Ainda é possível acreditar

Em matéria datada do dia 19 de maio, o jornalista Antônio Gois, da Folha de S. Paulo, fala sobre a bem-sucedida experiência de uma escola pública do Rio de Janeiro. Com o título Finlândia na Favela, a reportagem do jornal paulista relata o quão próximos são os índices de escolaridade do Ciep Primeiro de Maio – em Santa Cruz, na zona oeste da cidade – e do país europeu. Apesar das precárias condições da comunidade que vive ao redor da instituição municipal, o centro educacional tem sido motivo de orgulho para os cariocas e brasileiros.

“Tudo aqui tem uma má intenção: ensinar”, brinca a diretora Sueli Gaspar. Por todos os cantos da escola, pode-se observar cartazes com lições, regras e textos de motivação. Para as crianças que lá estudam isso pode não ser tudo, mas já é um grande passo para saírem o quanto antes da marginalidade que as assombram já que, no local onde se localiza a instituição de ensino, existem duas favelas conhecidas pelo alto grau de periculosidade.

Para se ter uma ideia de como funciona na prática este exemplo de educação, o Ciep Primeiro de Maio disponibiliza na mesa de cada aluno um adesivo com seu nome em letra de forma. O objetivo, segundo a diretora, é forçar o jovem estudante a ler e, principalmente, se sentir inserido em um contexto. É preciso, desde cedo, estimular a identidade dentro de um grupo para que, mais tarde, estas crianças se tornem adultos responsáveis e conscientes de seus deveres.

Outro aspecto observado e muito elogiado pela reportagem da Folha é a limpeza do Ciep que, com exceção do último andar, que evidencia algumas goteiras, demonstra grande preocupação com a saúde e o bem-estar dos alunos.

“As crianças têm que sentir que estão em um ambiente bonito e alegre. A escola precisa ser diferente para compensar o que eles vivenciam nas comunidades”, explica a diretora se referindo às favelas do Rola e de Antares.

De acordo com professores entrevistados, a grande diferença desta instituição pública de ensino para outras existentes no município é que ali todos trabalham com paixão. Entretanto, a matéria de Antônio Gois vai mais além, e lembra que, motivação não é tudo.

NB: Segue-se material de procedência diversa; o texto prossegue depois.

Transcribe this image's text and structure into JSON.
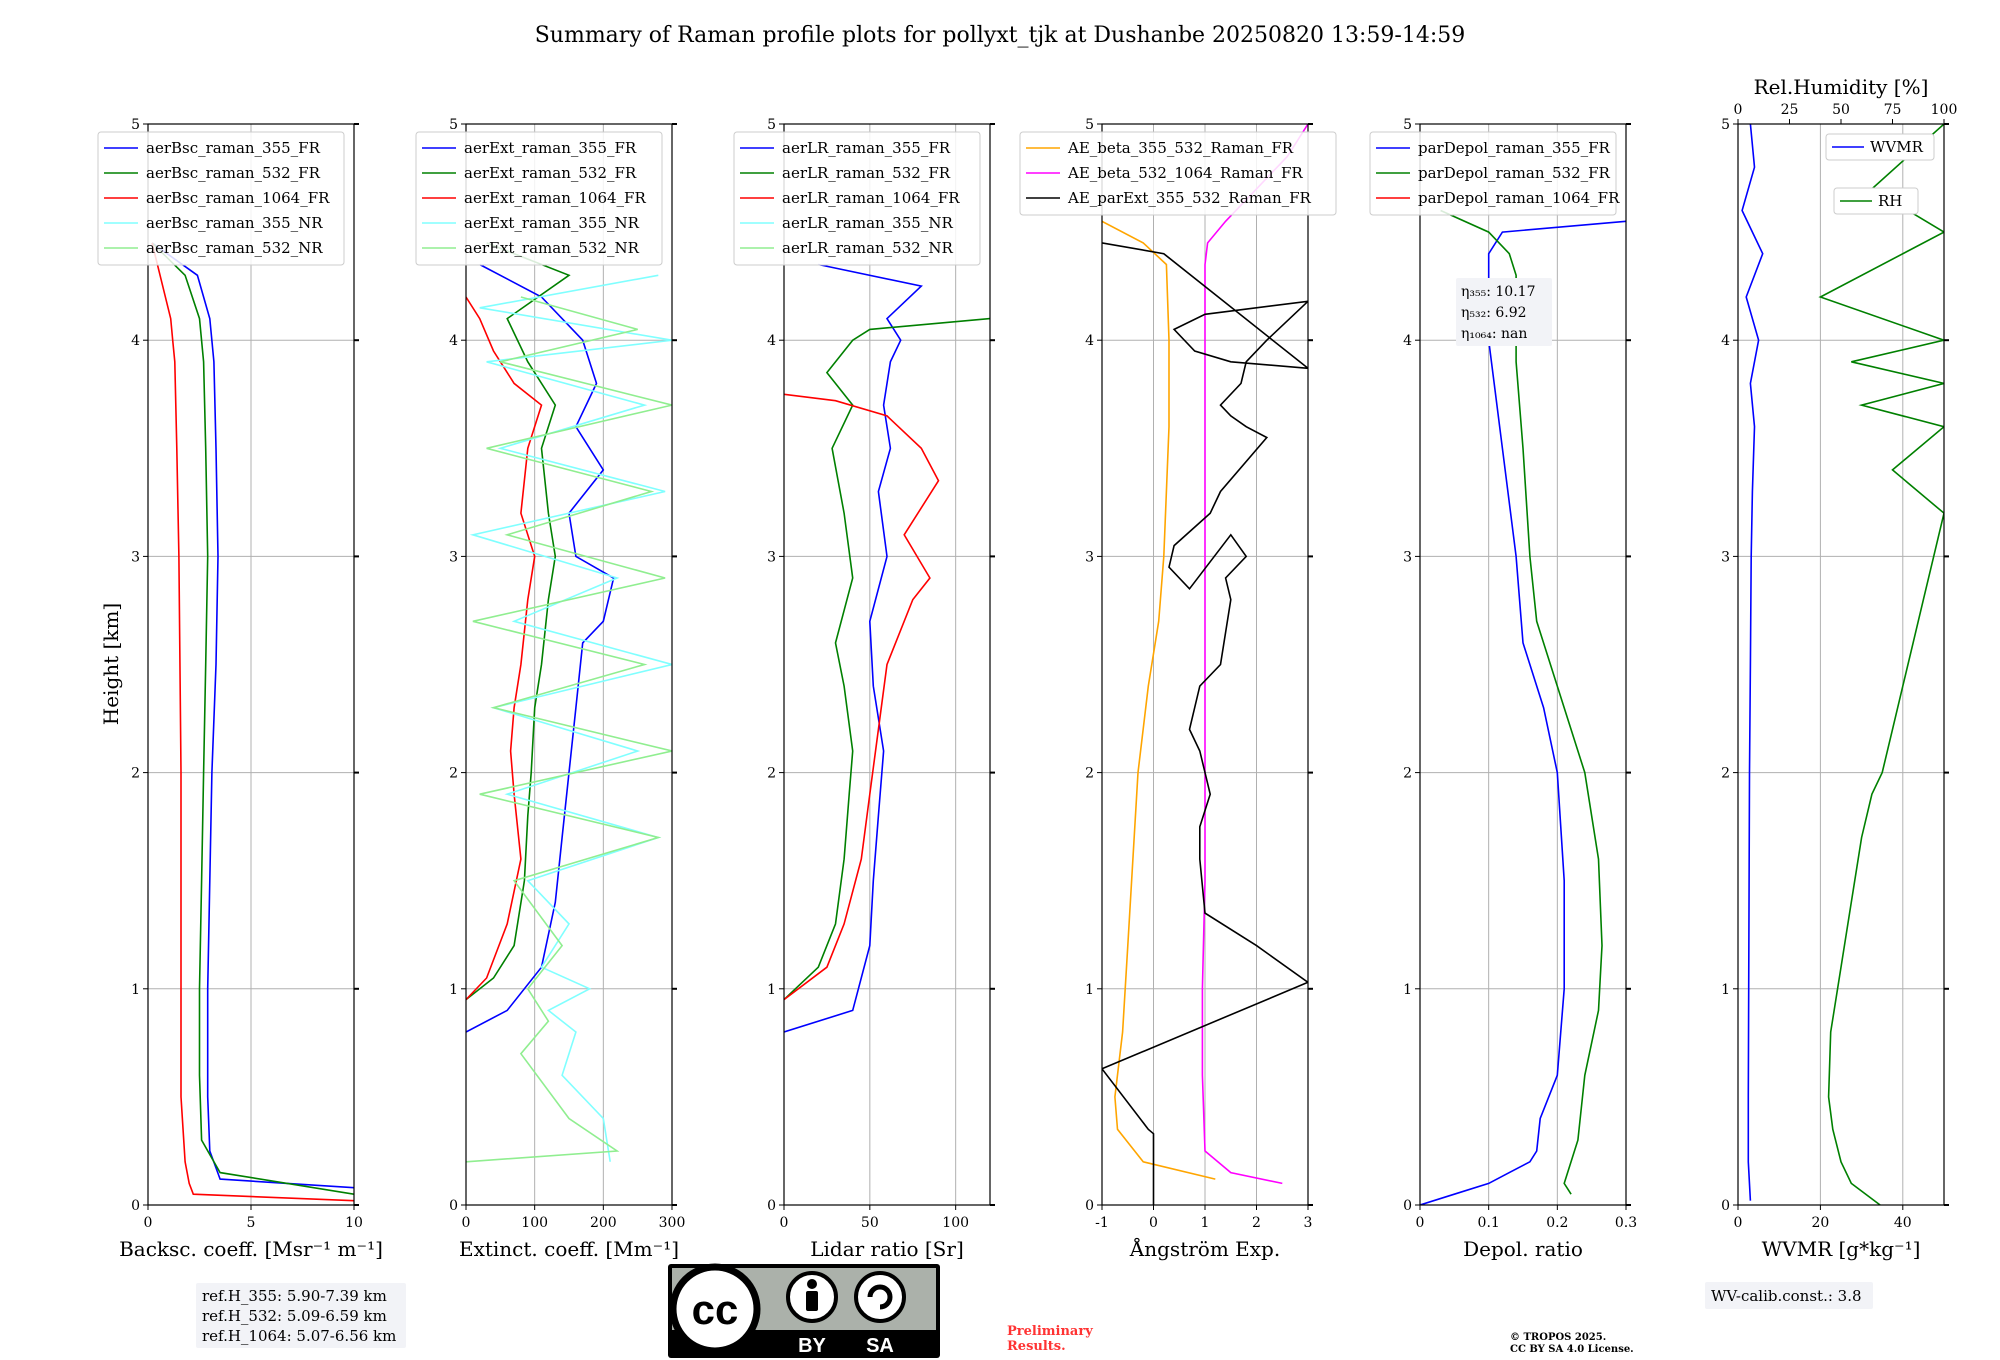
{
  "title": "Summary of Raman profile plots for pollyxt_tjk at Dushanbe 20250820 13:59-14:59",
  "ylabel": "Height [km]",
  "chart_data": [
    {
      "type": "line",
      "ylim": [
        0,
        5
      ],
      "yticks": [
        0,
        1,
        2,
        3,
        4,
        5
      ],
      "xlim": [
        0,
        10
      ],
      "xticks": [
        0,
        5,
        10
      ],
      "xlabel": "Backsc. coeff. [Msr⁻¹ m⁻¹]",
      "legend": "top-left",
      "series": [
        {
          "name": "aerBsc_raman_355_FR",
          "color": "#0000ff",
          "x": [
            10,
            3.5,
            3,
            2.9,
            2.9,
            3.0,
            3.1,
            3.3,
            3.4,
            3.3,
            3.2,
            3.0,
            2.4,
            0.2
          ],
          "y": [
            0.08,
            0.12,
            0.25,
            0.5,
            1.0,
            1.5,
            2.0,
            2.5,
            3.0,
            3.5,
            3.9,
            4.1,
            4.3,
            4.45
          ]
        },
        {
          "name": "aerBsc_raman_532_FR",
          "color": "#008000",
          "x": [
            10,
            3.5,
            2.6,
            2.5,
            2.5,
            2.6,
            2.7,
            2.8,
            2.9,
            2.8,
            2.7,
            2.5,
            1.8,
            0.2
          ],
          "y": [
            0.05,
            0.15,
            0.3,
            0.6,
            1.0,
            1.5,
            2.0,
            2.5,
            3.0,
            3.5,
            3.9,
            4.1,
            4.3,
            4.45
          ]
        },
        {
          "name": "aerBsc_raman_1064_FR",
          "color": "#ff0000",
          "x": [
            10,
            2.2,
            2.0,
            1.8,
            1.6,
            1.6,
            1.6,
            1.5,
            1.4,
            1.3,
            1.2,
            1.1,
            0.2
          ],
          "y": [
            0.02,
            0.05,
            0.1,
            0.2,
            0.5,
            1.0,
            2.0,
            3.0,
            3.5,
            3.9,
            4.0,
            4.1,
            4.45
          ]
        },
        {
          "name": "aerBsc_raman_355_NR",
          "color": "#80ffff",
          "x": [],
          "y": []
        },
        {
          "name": "aerBsc_raman_532_NR",
          "color": "#90ee90",
          "x": [],
          "y": []
        }
      ]
    },
    {
      "type": "line",
      "ylim": [
        0,
        5
      ],
      "yticks": [
        0,
        1,
        2,
        3,
        4,
        5
      ],
      "xlim": [
        0,
        300
      ],
      "xticks": [
        0,
        100,
        200,
        300
      ],
      "xlabel": "Extinct. coeff. [Mm⁻¹]",
      "legend": "top-left",
      "series": [
        {
          "name": "aerExt_raman_355_FR",
          "color": "#0000ff",
          "x": [
            0,
            60,
            110,
            130,
            140,
            150,
            160,
            170,
            200,
            215,
            160,
            150,
            200,
            160,
            190,
            170,
            110,
            20
          ],
          "y": [
            0.8,
            0.9,
            1.1,
            1.4,
            1.7,
            2.0,
            2.3,
            2.6,
            2.7,
            2.9,
            3.0,
            3.2,
            3.4,
            3.6,
            3.8,
            4.0,
            4.2,
            4.35
          ]
        },
        {
          "name": "aerExt_raman_532_FR",
          "color": "#008000",
          "x": [
            0,
            40,
            70,
            85,
            90,
            95,
            100,
            110,
            120,
            130,
            120,
            110,
            130,
            90,
            60,
            150,
            30
          ],
          "y": [
            0.95,
            1.05,
            1.2,
            1.5,
            1.8,
            2.0,
            2.3,
            2.5,
            2.8,
            3.0,
            3.2,
            3.5,
            3.7,
            3.9,
            4.1,
            4.3,
            4.45
          ]
        },
        {
          "name": "aerExt_raman_1064_FR",
          "color": "#ff0000",
          "x": [
            0,
            30,
            60,
            80,
            70,
            65,
            70,
            80,
            90,
            100,
            80,
            90,
            110,
            70,
            40,
            20,
            0
          ],
          "y": [
            0.95,
            1.05,
            1.3,
            1.6,
            1.9,
            2.1,
            2.3,
            2.5,
            2.8,
            3.0,
            3.2,
            3.5,
            3.7,
            3.8,
            3.95,
            4.1,
            4.2
          ]
        },
        {
          "name": "aerExt_raman_355_NR",
          "color": "#80ffff",
          "x": [
            210,
            200,
            140,
            160,
            120,
            180,
            110,
            150,
            90,
            280,
            60,
            250,
            40,
            300,
            70,
            220,
            10,
            290,
            50,
            260,
            30,
            300,
            20,
            280
          ],
          "y": [
            0.2,
            0.4,
            0.6,
            0.8,
            0.9,
            1.0,
            1.1,
            1.3,
            1.5,
            1.7,
            1.9,
            2.1,
            2.3,
            2.5,
            2.7,
            2.9,
            3.1,
            3.3,
            3.5,
            3.7,
            3.9,
            4.0,
            4.15,
            4.3
          ]
        },
        {
          "name": "aerExt_raman_532_NR",
          "color": "#90ee90",
          "x": [
            0,
            220,
            150,
            80,
            120,
            90,
            140,
            70,
            280,
            20,
            300,
            40,
            260,
            10,
            290,
            60,
            270,
            30,
            300,
            50,
            250,
            80
          ],
          "y": [
            0.2,
            0.25,
            0.4,
            0.7,
            0.85,
            1.0,
            1.2,
            1.5,
            1.7,
            1.9,
            2.1,
            2.3,
            2.5,
            2.7,
            2.9,
            3.1,
            3.3,
            3.5,
            3.7,
            3.9,
            4.05,
            4.2
          ]
        }
      ]
    },
    {
      "type": "line",
      "ylim": [
        0,
        5
      ],
      "yticks": [
        0,
        1,
        2,
        3,
        4,
        5
      ],
      "xlim": [
        0,
        120
      ],
      "xticks": [
        0,
        50,
        100
      ],
      "xlabel": "Lidar ratio [Sr]",
      "legend": "top-left",
      "series": [
        {
          "name": "aerLR_raman_355_FR",
          "color": "#0000ff",
          "x": [
            0,
            40,
            50,
            52,
            55,
            58,
            52,
            50,
            60,
            55,
            62,
            58,
            62,
            68,
            60,
            80,
            20
          ],
          "y": [
            0.8,
            0.9,
            1.2,
            1.5,
            1.8,
            2.1,
            2.4,
            2.7,
            3.0,
            3.3,
            3.5,
            3.7,
            3.9,
            4.0,
            4.1,
            4.25,
            4.35
          ]
        },
        {
          "name": "aerLR_raman_532_FR",
          "color": "#008000",
          "x": [
            0,
            20,
            30,
            35,
            38,
            40,
            35,
            30,
            40,
            35,
            28,
            40,
            25,
            40,
            50,
            120
          ],
          "y": [
            0.95,
            1.1,
            1.3,
            1.6,
            1.9,
            2.1,
            2.4,
            2.6,
            2.9,
            3.2,
            3.5,
            3.7,
            3.85,
            4.0,
            4.05,
            4.1
          ]
        },
        {
          "name": "aerLR_raman_1064_FR",
          "color": "#ff0000",
          "x": [
            0,
            25,
            35,
            45,
            50,
            55,
            60,
            75,
            85,
            70,
            90,
            80,
            60,
            30,
            0
          ],
          "y": [
            0.95,
            1.1,
            1.3,
            1.6,
            1.9,
            2.2,
            2.5,
            2.8,
            2.9,
            3.1,
            3.35,
            3.5,
            3.65,
            3.72,
            3.75
          ]
        },
        {
          "name": "aerLR_raman_355_NR",
          "color": "#80ffff",
          "x": [],
          "y": []
        },
        {
          "name": "aerLR_raman_532_NR",
          "color": "#90ee90",
          "x": [],
          "y": []
        }
      ]
    },
    {
      "type": "line",
      "ylim": [
        0,
        5
      ],
      "yticks": [
        0,
        1,
        2,
        3,
        4,
        5
      ],
      "xlim": [
        -1,
        3
      ],
      "xticks": [
        -1,
        0,
        1,
        2,
        3
      ],
      "xlabel": "Ångström Exp.",
      "legend": "top-right",
      "series": [
        {
          "name": "AE_beta_355_532_Raman_FR",
          "color": "#ffa500",
          "x": [
            1.2,
            -0.2,
            -0.7,
            -0.75,
            -0.6,
            -0.5,
            -0.4,
            -0.3,
            -0.1,
            0.1,
            0.2,
            0.25,
            0.3,
            0.3,
            0.25,
            -0.2,
            -1.0
          ],
          "y": [
            0.12,
            0.2,
            0.35,
            0.5,
            0.8,
            1.2,
            1.6,
            2.0,
            2.4,
            2.7,
            3.0,
            3.3,
            3.6,
            4.0,
            4.35,
            4.45,
            4.55
          ]
        },
        {
          "name": "AE_beta_532_1064_Raman_FR",
          "color": "#ff00ff",
          "x": [
            2.5,
            1.5,
            1.0,
            0.95,
            0.95,
            1.0,
            1.0,
            1.0,
            1.0,
            1.0,
            1.0,
            1.0,
            1.05,
            1.4,
            2.0,
            2.6,
            3.0
          ],
          "y": [
            0.1,
            0.15,
            0.25,
            0.6,
            1.0,
            1.5,
            2.0,
            2.5,
            3.0,
            3.5,
            4.0,
            4.35,
            4.45,
            4.55,
            4.7,
            4.85,
            5.0
          ]
        },
        {
          "name": "AE_parExt_355_532_Raman_FR",
          "color": "#000000",
          "x": [
            0,
            0,
            -0.1,
            -1.0,
            3.0,
            2.0,
            1.0,
            0.9,
            0.9,
            1.1,
            1.0,
            0.9,
            0.7,
            0.9,
            1.3,
            1.5,
            1.4,
            1.8,
            1.5,
            0.7,
            0.3,
            0.4,
            1.1,
            1.3,
            2.2,
            1.8,
            1.5,
            1.3,
            1.7,
            1.8,
            2.2,
            3.0,
            1.0,
            0.4,
            0.8,
            1.5,
            3.0,
            0.2,
            -1.0
          ],
          "y": [
            0.0,
            0.33,
            0.35,
            0.63,
            1.03,
            1.2,
            1.35,
            1.6,
            1.75,
            1.9,
            2.0,
            2.1,
            2.2,
            2.4,
            2.5,
            2.8,
            2.9,
            3.0,
            3.1,
            2.85,
            2.95,
            3.05,
            3.2,
            3.3,
            3.55,
            3.6,
            3.65,
            3.7,
            3.8,
            3.9,
            4.0,
            4.18,
            4.12,
            4.05,
            3.95,
            3.9,
            3.87,
            4.4,
            4.45
          ]
        }
      ]
    },
    {
      "type": "line",
      "ylim": [
        0,
        5
      ],
      "yticks": [
        0,
        1,
        2,
        3,
        4,
        5
      ],
      "xlim": [
        0,
        0.3
      ],
      "xticks": [
        0,
        0.1,
        0.2,
        0.3
      ],
      "xlabel": "Depol. ratio",
      "legend": "top-left",
      "series": [
        {
          "name": "parDepol_raman_355_FR",
          "color": "#0000ff",
          "x": [
            0.0,
            0.05,
            0.1,
            0.13,
            0.16,
            0.17,
            0.175,
            0.2,
            0.21,
            0.21,
            0.2,
            0.18,
            0.15,
            0.14,
            0.12,
            0.1,
            0.1,
            0.1,
            0.12,
            0.3
          ],
          "y": [
            0.0,
            0.05,
            0.1,
            0.15,
            0.2,
            0.25,
            0.4,
            0.6,
            1.0,
            1.5,
            2.0,
            2.3,
            2.6,
            3.0,
            3.5,
            4.0,
            4.2,
            4.4,
            4.5,
            4.55
          ]
        },
        {
          "name": "parDepol_raman_532_FR",
          "color": "#008000",
          "x": [
            0.22,
            0.21,
            0.23,
            0.24,
            0.26,
            0.265,
            0.26,
            0.24,
            0.2,
            0.17,
            0.16,
            0.15,
            0.14,
            0.14,
            0.14,
            0.13,
            0.1,
            0.03
          ],
          "y": [
            0.05,
            0.1,
            0.3,
            0.6,
            0.9,
            1.2,
            1.6,
            2.0,
            2.4,
            2.7,
            3.0,
            3.5,
            3.9,
            4.1,
            4.3,
            4.4,
            4.5,
            4.6
          ]
        },
        {
          "name": "parDepol_raman_1064_FR",
          "color": "#ff0000",
          "x": [],
          "y": []
        }
      ],
      "annotations": [
        "η₃₅₅: 10.17",
        "η₅₃₂: 6.92",
        "η₁₀₆₄: nan"
      ]
    },
    {
      "type": "line",
      "ylim": [
        0,
        5
      ],
      "yticks": [
        0,
        1,
        2,
        3,
        4,
        5
      ],
      "xlim": [
        0,
        50
      ],
      "xticks": [
        0,
        20,
        40
      ],
      "xlabel": "WVMR [g*kg⁻¹]",
      "x2label": "Rel.Humidity [%]",
      "x2lim": [
        0,
        100
      ],
      "x2ticks": [
        0,
        25,
        50,
        75,
        100
      ],
      "series": [
        {
          "name": "WVMR",
          "axis": "x",
          "color": "#0000ff",
          "x": [
            3,
            2.5,
            2.5,
            2.6,
            2.7,
            2.8,
            3.0,
            3.2,
            3.5,
            4.0,
            3.0,
            5.0,
            2.0,
            6.0,
            1.0,
            4.0,
            3.0
          ],
          "y": [
            0.02,
            0.2,
            0.5,
            1.0,
            1.5,
            2.0,
            2.5,
            3.0,
            3.3,
            3.6,
            3.8,
            4.0,
            4.2,
            4.4,
            4.6,
            4.8,
            5.0
          ]
        },
        {
          "name": "RH",
          "axis": "x2",
          "color": "#008000",
          "x": [
            69,
            55,
            50,
            46,
            44,
            45,
            50,
            55,
            60,
            65,
            70,
            75,
            80,
            85,
            90,
            95,
            100,
            75,
            100,
            60,
            100,
            55,
            100,
            40,
            100,
            65,
            100
          ],
          "y": [
            0.0,
            0.1,
            0.2,
            0.35,
            0.5,
            0.8,
            1.1,
            1.4,
            1.7,
            1.9,
            2.0,
            2.2,
            2.4,
            2.6,
            2.8,
            3.0,
            3.2,
            3.4,
            3.6,
            3.7,
            3.8,
            3.9,
            4.0,
            4.2,
            4.5,
            4.7,
            5.0
          ]
        }
      ]
    }
  ],
  "footer": {
    "ref_lines": [
      "ref.H_355: 5.90-7.39 km",
      "ref.H_532: 5.09-6.59 km",
      "ref.H_1064: 5.07-6.56 km"
    ],
    "cc_by": "BY",
    "cc_sa": "SA",
    "cc_mark": "cc",
    "prelim_1": "Preliminary",
    "prelim_2": "Results.",
    "copyright_1": "© TROPOS 2025.",
    "copyright_2": "CC BY SA 4.0 License.",
    "wv_calib": "WV-calib.const.: 3.8"
  }
}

Na verdade, o principal diferencial desta escola para outras do Rio e dos demais lugares do Brasil é o projeto pedagógico, seguido à risca pelos responsáveis por gerenciar o Ciep.

Dentre outras coisas, a direção disponibiliza uma cópia do registro de tudo o que acontece durante o ano na biblioteca. Professores registram semanalmente um resumo de tudo o que foi feito dentro de sala de aula. Isso é prestação de contas, coisa que o brasileiro, principalmente nossos representantes nos três poderes, precisam fazer com uma frequência maior que a verificada atualmente.

Na última semana, a Prefeitura do Rio anunciou orgulhosamente que o Ciep Primeiro de Maio é considerado a melhor escola municipal do Rio, com nota 8,1. No Ideb, uma avaliação de abrangência nacional, a nota em 2009 foi 5,9.

O MEC determinou que a nota 6 deve ser a média nacional a ser alcançada até 2022. Esta pontuação equivale a de países desenvolvidos. Na avaliação municipal, a escola superou o patamar da Finlândia (7,5).

Parabéns ao jornal Folha de S. Paulo por deixar possíveis bairrismos de lado e saber evidenciar um aspecto positivo do seu estado vizinho. Que iniciativas como essa possam se proliferar em outros veículos de comunicação acabando de vez com esta rixa que não leva a nada.